Brae’s tears came faster, sliding down her cheeks and falling to the floor. My heart cracked, shattering into millions of pieces that I knew I would never be able to reshape again.
“None of this is your fault. What happened to me is the responsibility of one person and one person only. And that’s Travis Moore.”
Something flickered in my memory—or my imagination. I was never sure. A jerk of my hair, my head snapping back. And then, it was gone.
I shook myself out of whatever it was, trying to focus on the here and now. On Brae. “You did everything for me, and it kills me that I can’t just be magically better for you.”

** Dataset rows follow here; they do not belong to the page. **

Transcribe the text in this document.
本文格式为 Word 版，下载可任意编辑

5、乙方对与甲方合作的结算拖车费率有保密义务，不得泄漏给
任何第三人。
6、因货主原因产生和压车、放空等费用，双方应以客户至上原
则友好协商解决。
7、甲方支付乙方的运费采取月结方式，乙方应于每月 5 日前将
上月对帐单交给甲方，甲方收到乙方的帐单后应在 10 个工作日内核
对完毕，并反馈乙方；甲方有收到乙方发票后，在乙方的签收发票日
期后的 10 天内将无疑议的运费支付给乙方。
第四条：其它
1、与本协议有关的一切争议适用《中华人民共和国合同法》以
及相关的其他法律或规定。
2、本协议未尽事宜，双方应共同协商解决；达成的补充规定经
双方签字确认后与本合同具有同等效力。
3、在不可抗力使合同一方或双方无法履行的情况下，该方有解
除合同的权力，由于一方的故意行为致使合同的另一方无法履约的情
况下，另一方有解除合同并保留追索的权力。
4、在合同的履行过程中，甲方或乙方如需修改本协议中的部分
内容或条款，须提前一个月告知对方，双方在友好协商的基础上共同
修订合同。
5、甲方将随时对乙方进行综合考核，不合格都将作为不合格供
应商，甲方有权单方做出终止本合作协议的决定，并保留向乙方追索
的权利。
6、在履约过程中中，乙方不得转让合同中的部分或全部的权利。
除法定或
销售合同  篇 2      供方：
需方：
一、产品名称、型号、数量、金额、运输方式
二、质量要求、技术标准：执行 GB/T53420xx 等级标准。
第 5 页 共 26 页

She jerked backward and then took a step forward as if she were going to touch me. God, I wanted that. I wanted to hug her, as I had so many times before. To feel that connection between us. She was my family. The only one I really had.
“I don’t expect you to be better. But I want to make sure you’re healing.
And you won’t … you don’t talk to me. I don’t know how to help.
” She shook out her hands as if trying to clear a muscle cramp.
“I have been suffocating you. Thinking that if I just micromanage every tiny detail, I can fix it.”
“B, it’s not yours to fix. I’m the only one who can do that. And I need space to figure out how.”
We were both quiet for a moment, and I realized that it was the most honest I’d been with her since I returned.
She let out a long breath. “I love you, Supernova.”
I wanted to say those words back, but my throat closed around them. So I gave her another truth. “You’ve given me the biggest gifts of my life. And I know that it was you and Owen who kept me going down there. I may not exactly remember, but I know that. Because you always have. You’re my family.”
“Nova,” she croaked.
“You never gave up on me. When the rest of the world did, you never stopped. You’re the reason I’m still here.” Her and Kol.
“Stop it,” she rasped.
“It’s the truth. I’ll never be able to repay you.”
Brae shook her head. “You already have. You helped me raise my son when I had no one. You gave him and me a family.”
I shifted in place. “There was never any question in my mind. You two deserve the best.”
Brae wiped at her eyes. “You know, you’re an emotional bitch in another way. You just hide it better.”
I burst out laughing, and God, it felt so good. Like breaking another set of chains.
Brae smiled at me. “Think you’d share that boysenberry pie with me?”
One corner of my mouth tugged up. “Only if we can add ice cream.”
“Do I look like an idiot?”
I chuckled. “There might be whipped cream in the fridge, too.”
“Now you’re talking.”
As we walked out of the room that had been mine for a time, I felt lighter. Everything wasn’t magically better, but we were on our way to getting to know each other as we were now. And it was a gift in a way: getting to find friendship and sisterhood for a second time.